Arc System Works hat angekündigt, dass Guilty Gear -Strive- Version 2.0 ein bedeutender Meilenstein sein wird, der sich wie ein neues Spiel anfühlen soll und nicht wie ein einfacher Patch. Das Update umfasst bei Release einen neuen Charakter, Balance-Änderungen und neue Moves für ausgewählte Kämpfer. Die Unterstützung für Nintendo Switch nach dieser Version bleibt ungewiss.
Arc System Works beschreibt Guilty Gear -Strive- Version 2.0 als Wendepunkt für das Fighting Game, mit dem Ziel, ein frisches Erlebnis zu bieten, indem Kernsysteme, Charakter-Performance und langfristige Ausrichtung neu bewertet werden.
Das Update startet mit einem neuen spielbaren Charakter. Während der Guilty Gear-Präsentation auf der Evo 2025 wurden weitere Kämpfer angeteasert, und der Entwickler bestätigte, dass sie schrittweise über Version-2.0-Updates und darüber hinaus kommen, obwohl spezifische Details und Zeitpläne noch nicht verfügbar sind.

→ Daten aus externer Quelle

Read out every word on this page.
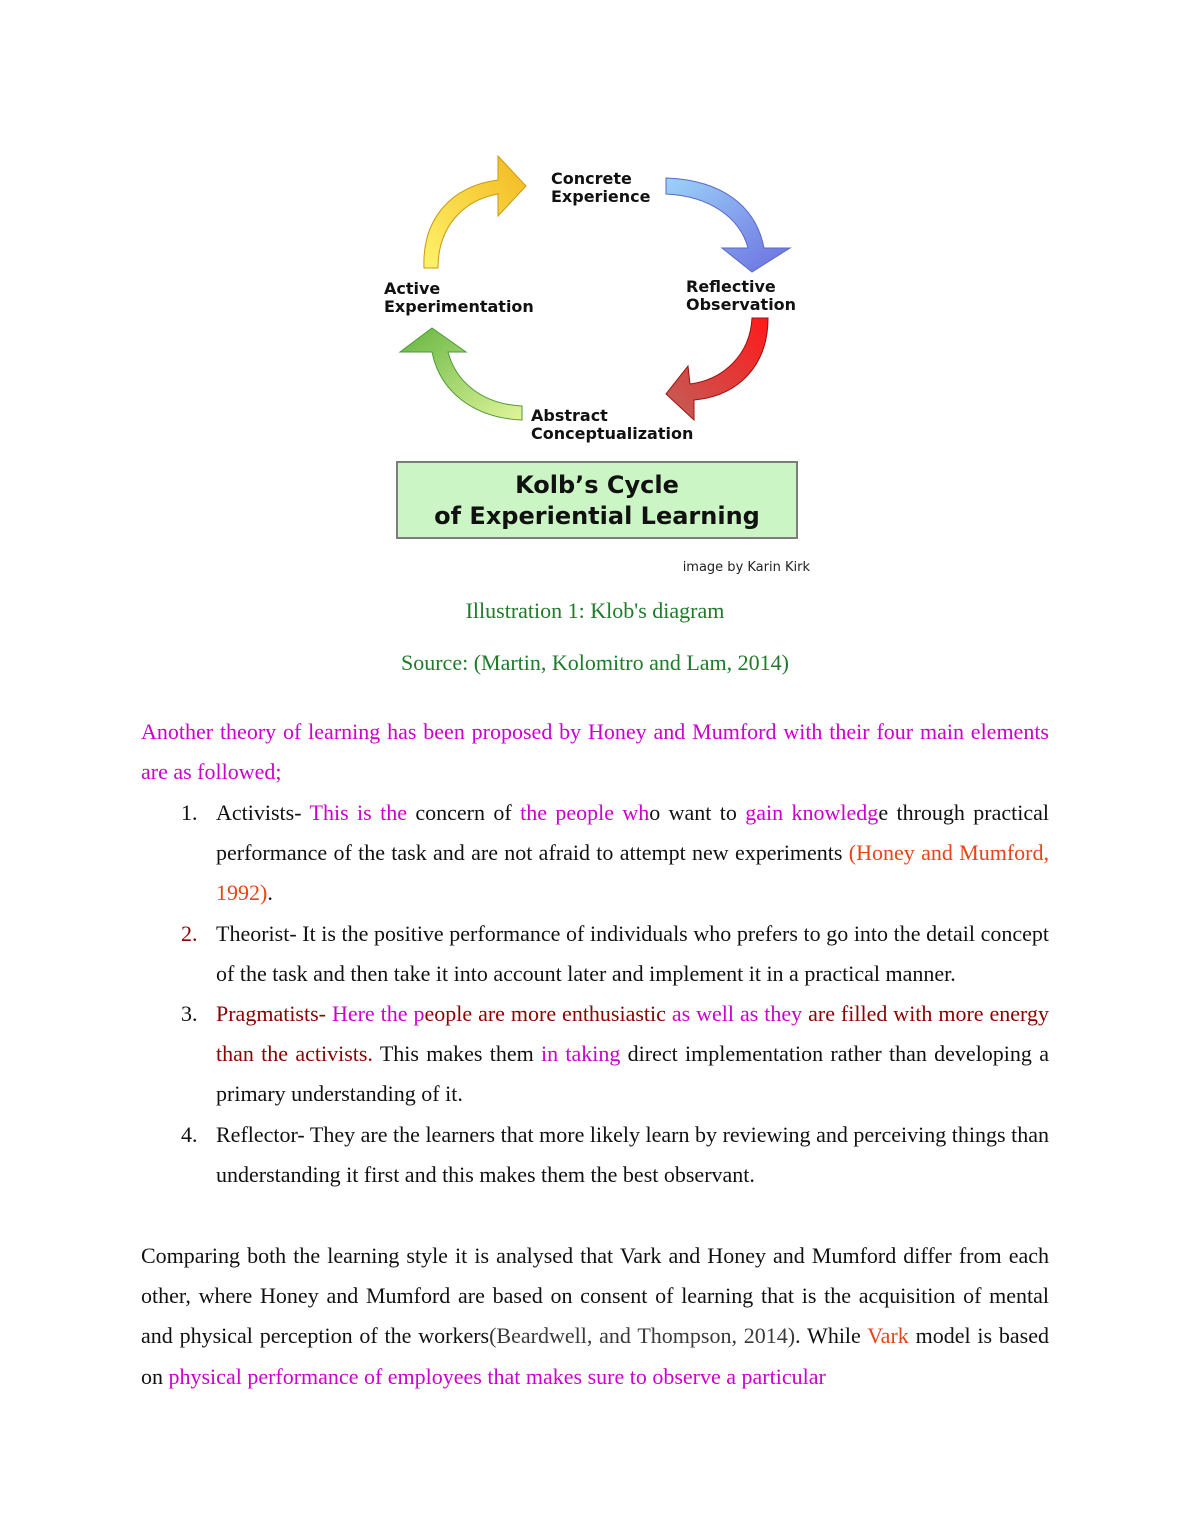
Concrete
Experience
Reflective
Observation
Abstract
Conceptualization
Active
Experimentation
Kolb’s Cycle
of Experiential Learning
image by Karin Kirk
Illustration 1: Klob's diagram
Source: (Martin, Kolomitro and Lam, 2014)
Another theory of learning has been proposed by Honey and Mumford with their four main elements are as followed;
1. Activists- This is the concern of the people who want to gain knowledge through practical performance of the task and are not afraid to attempt new experiments (Honey and Mumford, 1992).
2. Theorist- It is the positive performance of individuals who prefers to go into the detail concept of the task and then take it into account later and implement it in a practical manner.
3. Pragmatists- Here the people are more enthusiastic as well as they are filled with more energy than the activists. This makes them in taking direct implementation rather than developing a primary understanding of it.
4. Reflector- They are the learners that more likely learn by reviewing and perceiving things than understanding it first and this makes them the best observant.
Comparing both the learning style it is analysed that Vark and Honey and Mumford differ from each other, where Honey and Mumford are based on consent of learning that is the acquisition of mental and physical perception of the workers(Beardwell, and Thompson, 2014). While Vark model is based on physical performance of employees that makes sure to observe a particular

Balance-Anpassungen stehen im Kern, da universelle Mechaniken das Gesamt-Powerlevel des Rosters angehoben haben. Das Team möchte dies stabilisieren, um klarere Risk-Reward-Dynamiken zu schaffen und weniger Dominanz bestimmter Optionen. Wild Assault, eine Schlüsselmechanik, wird überprüft, um zugänglich und befriedigend zu bleiben, insbesondere für Neulinge. Einige Charaktere erhalten möglicherweise umfassende Überarbeitungen jenseits üblicher Anpassungen.
Vier bestehende Charaktere —Sol Badguy, Ky Kiske, Nagoriyuki und Leo Whitefang— erhalten neue Moves, die bereits in der Version-2.0-Umgebung implementiert und getestet wurden. Diese Ergänzungen sollen die Kampfsoptionen erweitern und mit dem aktualisierten Balance übereinstimmen.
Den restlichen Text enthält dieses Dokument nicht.